Adiabatic and non-adiabatic phonon dispersion in a Wannier function approach

TL;DR

This paper introduces a first-principles method to accurately compute adiabatic and non-adiabatic phonon dispersions across the entire Brillouin zone, addressing convergence issues and revealing new Kohn anomalies in materials like MgB₂ and CaC₆.

Contribution

The authors develop a Wannier function-based approach for phonon calculations that overcomes convergence problems and captures non-adiabatic effects throughout the Brillouin zone.

Findings

Identification of previously unobserved Kohn anomalies in MgB₂ and CaC₆.

Improved agreement between calculated and experimental phonon spectra in MgB₂.

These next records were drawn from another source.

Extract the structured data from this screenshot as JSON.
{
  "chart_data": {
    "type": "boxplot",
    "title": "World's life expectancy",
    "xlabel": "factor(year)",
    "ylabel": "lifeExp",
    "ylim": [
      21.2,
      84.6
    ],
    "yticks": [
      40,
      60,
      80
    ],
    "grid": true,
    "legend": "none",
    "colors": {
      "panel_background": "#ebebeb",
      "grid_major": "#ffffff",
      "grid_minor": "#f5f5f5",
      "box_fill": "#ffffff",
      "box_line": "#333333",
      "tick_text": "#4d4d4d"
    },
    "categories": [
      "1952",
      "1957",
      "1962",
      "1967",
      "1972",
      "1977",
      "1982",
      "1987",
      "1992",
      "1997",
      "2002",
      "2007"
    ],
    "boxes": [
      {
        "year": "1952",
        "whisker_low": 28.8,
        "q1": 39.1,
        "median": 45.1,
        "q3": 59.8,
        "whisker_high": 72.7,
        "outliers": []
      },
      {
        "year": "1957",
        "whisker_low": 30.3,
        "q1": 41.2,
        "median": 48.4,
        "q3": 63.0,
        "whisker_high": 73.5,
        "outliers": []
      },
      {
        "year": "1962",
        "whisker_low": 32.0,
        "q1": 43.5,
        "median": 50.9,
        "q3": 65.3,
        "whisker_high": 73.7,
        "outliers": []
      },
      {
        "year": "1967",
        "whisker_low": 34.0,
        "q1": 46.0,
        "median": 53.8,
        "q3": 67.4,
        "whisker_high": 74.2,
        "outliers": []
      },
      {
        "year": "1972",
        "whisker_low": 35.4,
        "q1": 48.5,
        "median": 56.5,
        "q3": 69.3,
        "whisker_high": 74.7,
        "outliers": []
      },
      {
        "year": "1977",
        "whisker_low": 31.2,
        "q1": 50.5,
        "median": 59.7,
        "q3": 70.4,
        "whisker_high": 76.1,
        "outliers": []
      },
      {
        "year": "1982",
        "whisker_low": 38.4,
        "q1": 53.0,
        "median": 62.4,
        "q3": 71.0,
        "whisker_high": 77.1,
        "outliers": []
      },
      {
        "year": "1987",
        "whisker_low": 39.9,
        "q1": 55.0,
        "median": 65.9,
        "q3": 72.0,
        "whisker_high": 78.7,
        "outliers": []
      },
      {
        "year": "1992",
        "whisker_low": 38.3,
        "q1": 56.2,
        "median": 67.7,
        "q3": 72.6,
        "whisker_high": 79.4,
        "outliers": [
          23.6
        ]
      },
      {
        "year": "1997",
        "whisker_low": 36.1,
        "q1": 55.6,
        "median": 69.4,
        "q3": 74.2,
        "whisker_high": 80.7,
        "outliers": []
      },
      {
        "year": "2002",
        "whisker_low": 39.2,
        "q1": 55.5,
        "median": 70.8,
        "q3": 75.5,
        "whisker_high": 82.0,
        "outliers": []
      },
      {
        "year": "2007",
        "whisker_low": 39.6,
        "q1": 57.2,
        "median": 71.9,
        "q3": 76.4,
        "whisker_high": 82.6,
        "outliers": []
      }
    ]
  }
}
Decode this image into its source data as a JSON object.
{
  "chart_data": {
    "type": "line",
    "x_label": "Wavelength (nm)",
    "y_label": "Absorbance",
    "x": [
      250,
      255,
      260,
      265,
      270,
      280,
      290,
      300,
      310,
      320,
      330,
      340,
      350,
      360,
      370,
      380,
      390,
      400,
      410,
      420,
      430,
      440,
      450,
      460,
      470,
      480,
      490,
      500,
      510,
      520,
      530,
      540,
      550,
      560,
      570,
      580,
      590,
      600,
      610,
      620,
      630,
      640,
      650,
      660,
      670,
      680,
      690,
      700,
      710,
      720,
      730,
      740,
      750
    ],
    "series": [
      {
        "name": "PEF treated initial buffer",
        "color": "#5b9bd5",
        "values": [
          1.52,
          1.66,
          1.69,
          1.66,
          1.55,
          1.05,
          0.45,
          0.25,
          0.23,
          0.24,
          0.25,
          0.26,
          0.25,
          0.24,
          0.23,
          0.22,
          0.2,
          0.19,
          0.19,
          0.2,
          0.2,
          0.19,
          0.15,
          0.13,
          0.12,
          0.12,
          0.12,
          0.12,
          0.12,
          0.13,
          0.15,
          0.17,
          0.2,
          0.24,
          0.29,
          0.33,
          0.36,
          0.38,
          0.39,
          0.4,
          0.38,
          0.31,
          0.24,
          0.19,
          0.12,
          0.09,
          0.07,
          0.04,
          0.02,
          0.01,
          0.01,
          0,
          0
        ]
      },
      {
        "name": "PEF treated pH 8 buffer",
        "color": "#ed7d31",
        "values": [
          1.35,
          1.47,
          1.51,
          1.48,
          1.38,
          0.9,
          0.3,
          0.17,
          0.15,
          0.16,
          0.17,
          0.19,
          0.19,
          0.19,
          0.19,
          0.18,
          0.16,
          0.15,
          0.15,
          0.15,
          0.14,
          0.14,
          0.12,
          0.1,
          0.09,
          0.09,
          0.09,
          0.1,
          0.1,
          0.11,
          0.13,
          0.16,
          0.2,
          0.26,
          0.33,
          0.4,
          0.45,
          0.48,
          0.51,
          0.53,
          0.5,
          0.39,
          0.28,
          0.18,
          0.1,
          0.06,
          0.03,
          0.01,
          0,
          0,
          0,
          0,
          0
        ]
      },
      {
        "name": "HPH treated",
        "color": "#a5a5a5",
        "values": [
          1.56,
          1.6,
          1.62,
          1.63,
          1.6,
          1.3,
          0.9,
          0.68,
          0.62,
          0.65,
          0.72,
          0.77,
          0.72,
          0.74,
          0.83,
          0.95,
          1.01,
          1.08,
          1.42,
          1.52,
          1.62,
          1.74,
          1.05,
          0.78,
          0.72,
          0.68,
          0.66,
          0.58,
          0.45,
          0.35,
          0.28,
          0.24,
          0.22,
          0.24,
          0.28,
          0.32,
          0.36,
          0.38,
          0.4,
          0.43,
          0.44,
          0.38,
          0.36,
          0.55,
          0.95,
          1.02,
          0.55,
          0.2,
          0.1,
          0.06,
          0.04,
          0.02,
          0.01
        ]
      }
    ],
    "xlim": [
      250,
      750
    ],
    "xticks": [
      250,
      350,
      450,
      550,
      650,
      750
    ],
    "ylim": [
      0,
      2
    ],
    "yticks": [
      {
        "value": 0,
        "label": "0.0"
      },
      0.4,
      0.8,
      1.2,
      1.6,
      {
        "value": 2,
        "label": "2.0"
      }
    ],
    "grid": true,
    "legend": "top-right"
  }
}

Non-adiabatic effects are significant across the entire Brillouin zone in CaC₆.

Abstract

We develop a first-principles scheme to calculate adiabatic and non-adiabatic phonon frequencies in the full Brillouin zone. The method relies on the variational properties of a force-constants functional with respect to the first-order perturbation of the electronic charge density and on the localization of the deformation potential in the Wannier function basis. This allows for calculation of phonon dispersion curves free from convergence issues related to Brillouin zone sampling. In addition our approach justify the use of the static screened potential in the calculation of the phonon linewidth due to decay in electron-hole pairs. We apply the method to the calculation of the phonon dispersion and electron-phonon coupling in MgB$_2$ and CaC$_6$. In both compounds we demonstrate the occurrence of several Kohn anomalies, absent in previous calculations, that are manifest only after careful electron and phonon momentum integration. In MgB$_2$, the presence of Kohn anomalies on the E$_{2g}$ branches improves the agreement with measured phonon spectra and affects the position of the main peak in the Eliashberg function. In CaC$_6$ we show that the non-adiabatic effects on in-plane carbon vibrations are not localized at zone center but are sizable throughout the full Brillouin zone. Our method opens new perspectives in large-scale first-principles calculations of dynamical properties and electron-phonon interaction.